Many Dutch people can enjoy a slice of wild boar meat with Christmas, as wildlife rangers have shot about 3,000 wild boars until mid-December around the Dutch national park De Hoge Veluwe.
Altogether, the shooting yielded approximately 57,500 kg of wild boar meat, a forestry unit announced this week.
The massive shooting and consumption are remarkable as the large number of wild boars has been topic of a public debate for a couple of months.
Overpopulation
A relatively warm winter last year created an excessive overpopulation of wild boars around the national park, leading to animals roaming at camping sites, destroying agricultural fields and causing a lot of casualties at roadsides.

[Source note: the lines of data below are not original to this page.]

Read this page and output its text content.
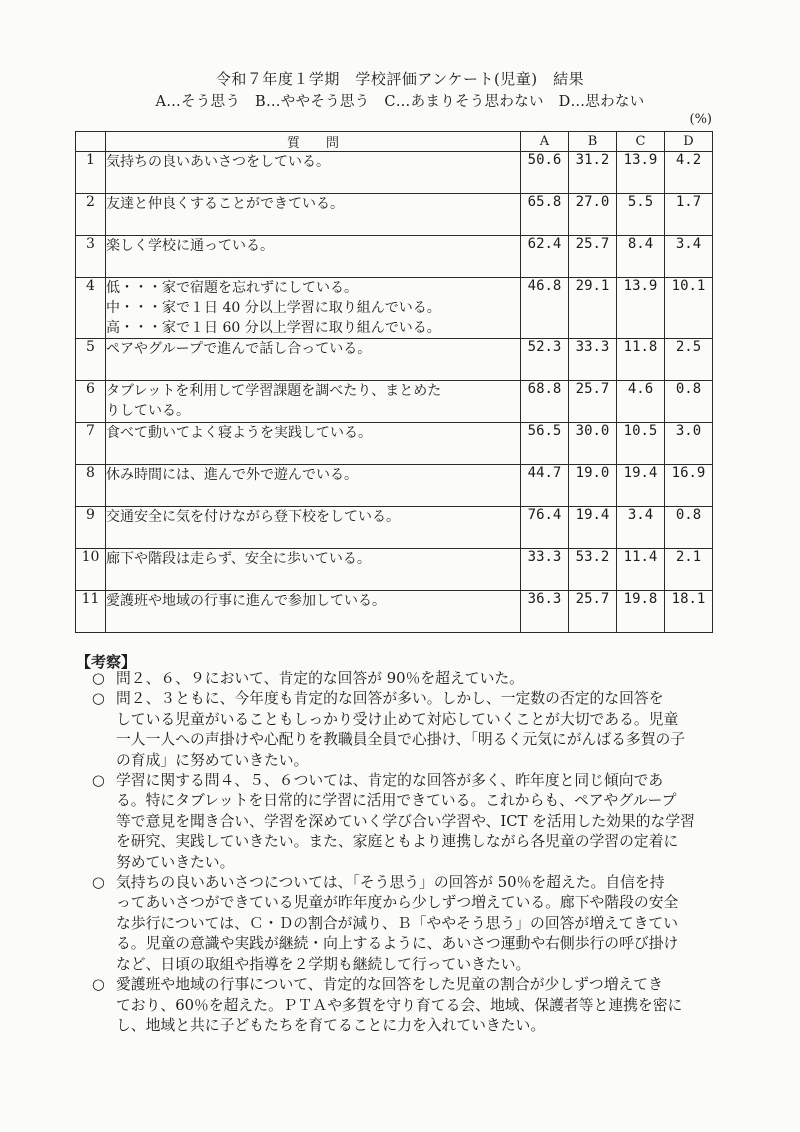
令和７年度１学期　学校評価アンケート(児童)　結果
A…そう思う　B…ややそう思う　C…あまりそう思わない　D…思わない
(%)
	質　　問	A	B	C	D
1	気持ちの良いあいさつをしている。	50.6	31.2	13.9	4.2
2	友達と仲良くすることができている。	65.8	27.0	5.5	1.7
3	楽しく学校に通っている。	62.4	25.7	8.4	3.4
4	低・・・家で宿題を忘れずにしている。
中・・・家で１日 40 分以上学習に取り組んでいる。
高・・・家で１日 60 分以上学習に取り組んでいる。	46.8	29.1	13.9	10.1
5	ペアやグループで進んで話し合っている。	52.3	33.3	11.8	2.5
6	タブレットを利用して学習課題を調べたり、まとめた
りしている。	68.8	25.7	4.6	0.8
7	食べて動いてよく寝ようを実践している。	56.5	30.0	10.5	3.0
8	休み時間には、進んで外で遊んでいる。	44.7	19.0	19.4	16.9
9	交通安全に気を付けながら登下校をしている。	76.4	19.4	3.4	0.8
10	廊下や階段は走らず、安全に歩いている。	33.3	53.2	11.4	2.1
11	愛護班や地域の行事に進んで参加している。	36.3	25.7	19.8	18.1
【考察】
○ 問２、６、９において、肯定的な回答が 90％を超えていた。
○ 問２、３ともに、今年度も肯定的な回答が多い。しかし、一定数の否定的な回答を
している児童がいることもしっかり受け止めて対応していくことが大切である。児童
一人一人への声掛けや心配りを教職員全員で心掛け、「明るく元気にがんばる多賀の子
の育成」に努めていきたい。
○ 学習に関する問４、５、６ついては、肯定的な回答が多く、昨年度と同じ傾向であ
る。特にタブレットを日常的に学習に活用できている。これからも、ペアやグループ
等で意見を聞き合い、学習を深めていく学び合い学習や、ICT を活用した効果的な学習
を研究、実践していきたい。また、家庭ともより連携しながら各児童の学習の定着に
努めていきたい。
○ 気持ちの良いあいさつについては、「そう思う」の回答が 50％を超えた。自信を持
ってあいさつができている児童が昨年度から少しずつ増えている。廊下や階段の安全
な歩行については、Ｃ・Ｄの割合が減り、Ｂ「ややそう思う」の回答が増えてきてい
る。児童の意識や実践が継続・向上するように、あいさつ運動や右側歩行の呼び掛け
など、日頃の取組や指導を２学期も継続して行っていきたい。
○ 愛護班や地域の行事について、肯定的な回答をした児童の割合が少しずつ増えてき
ており、60％を超えた。ＰＴＡや多賀を守り育てる会、地域、保護者等と連携を密に
し、地域と共に子どもたちを育てることに力を入れていきたい。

Numbers of 6,000 wild boars were counted, where 800 would be the natural average population.
Solution
A possible solution to solve the problem, however, caused a heavy debate in Dutch Parliament, where an animal activist party is dominating any animal-related topic.
This autumn, a bill for temporal introduction of wild boar hunt using dogs to chase the animals, caused an outcry with a part of the Dutch population and the use this type of hunting was this week postponed until March 1, 2008.
Soaring demand
The 3,000 wild boars, now shot, were killed in a conventional way. For some reason, demand to the wild boar meat is soaring, local butchers admit.